Proposition (c) is, I think, the wild-card, the element most open to debate and speculation. On the one hand, it's not clear that Islamic religious identification and what I call 'Islamism' (being the extension of Islamic tenets into the political sphere in a manner that denies or undermines fundamental liberal-democratic principles) go hand in hand; indeed, it's possible that the growth of an identifying Muslim population in Canada will advance the cause of inter-faith reconciliation through the development of an Islam-in-practice that is at ease in Western society. On the other hand, if the intra-marriage that creates further religious identification is a product of the rejection of non-Muslim Canadian society, it's not unreasonable to expect that at least some of the resulting identifying Muslims will come to subscribe - or at least will be more open to - the particular interpretation of Islam that poses a threat to 'Western' notions of liberal democracy.

Moreover, the concern - if a concern is legitimate - need not focus on absolute numbers of religiously identifying Muslims; if indeed the current conflict has a strong philosophical component, the truly important statistic may be the relative number of religiously identifying Muslims as compared to religiously identifying Christians (and Jews). If an end to the conflict will come about only with the adoption within Islam of a notion of peaceful coexistence, and if - absent such an internal reformation - the conflict will continue on at least a philosophical level, those who would not submit to the Islamist (as I use the term) philosophical interpretation must rally around or hold fast to an alternative philisophical outlook.

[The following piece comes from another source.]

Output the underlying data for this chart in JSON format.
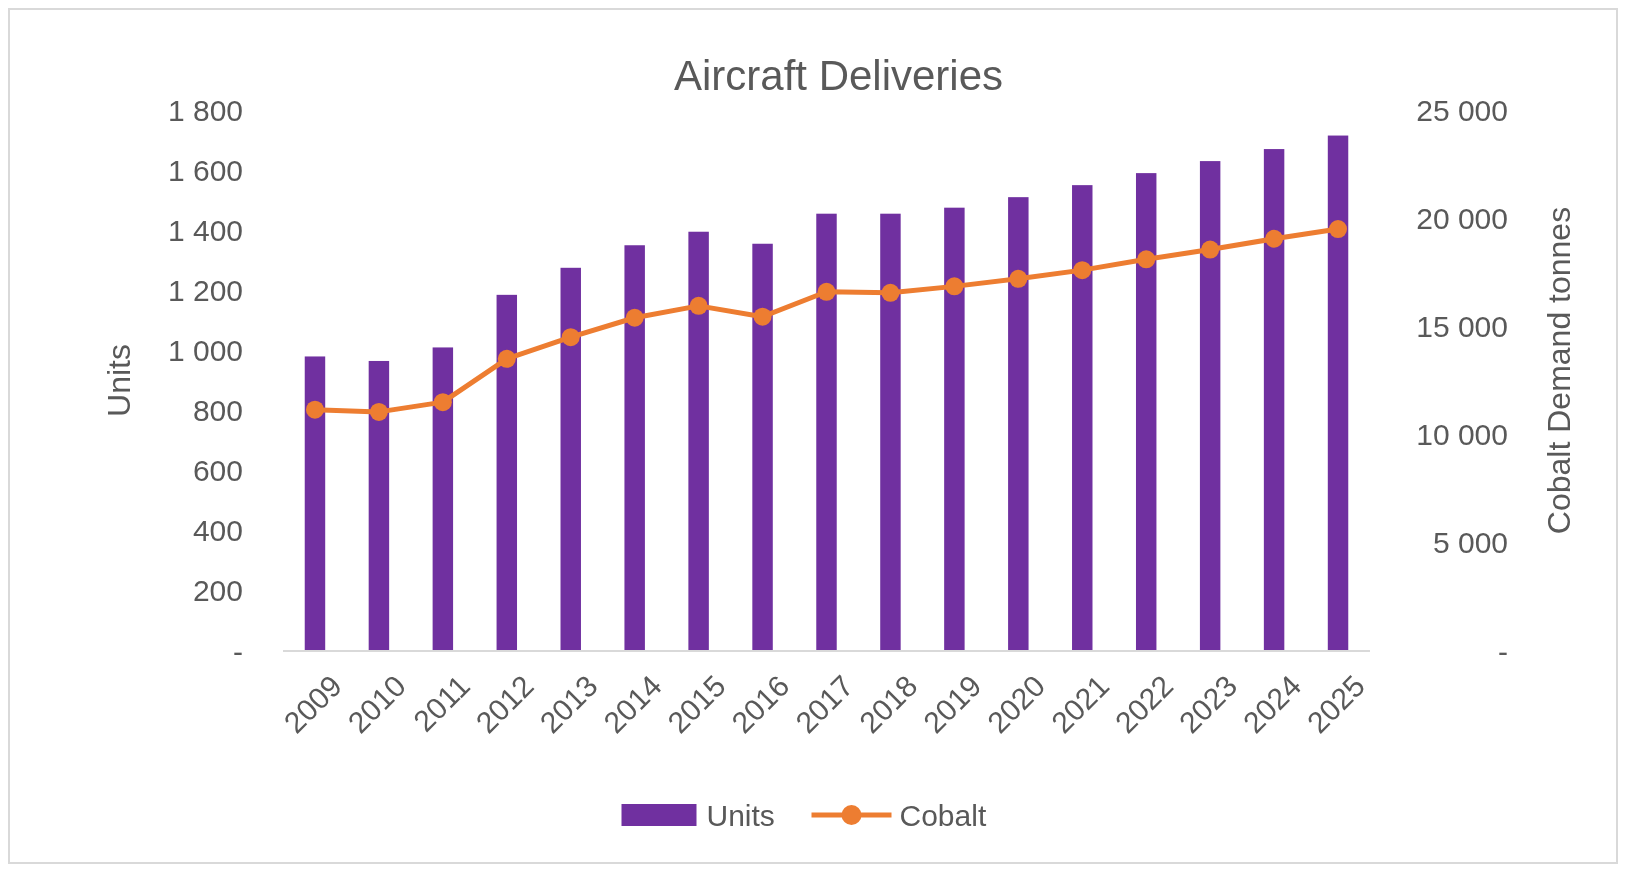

Now presumably the most appropriate counter-philosophy is something like secular rationalism. But I would suggest that secularism in the West, and especially in Canada, is no longer marked by rationalism as it was during the Enlightenment. I would further suggest that secular rationalism even in the Enlightened sense was deeply informed by what are today called "Judeo-Christian values," but which are in essence expressions of a particular approach to certain first principles. I think that particular approach is now more likely to be found within active Christian and Jewish religious belief - particularly in Canada, where isolation and a degree of derision on the part of the societal elites has blunted religious triumphalism and encouraged a sense of coexistence.

Which is all to say that while increasing Muslim marital isolation need not speak at all to the current philosophical conflict, it might; and if it does, the religious confidence that Muslim Canadians increasingly feel - and which Christian and Jewish Canadians increasingly appear not to feel - could give Islamism an edge in Canadian hearts and minds in the coming generations.

Okay, I've made about fifteen contestable assertions in there. Have at it.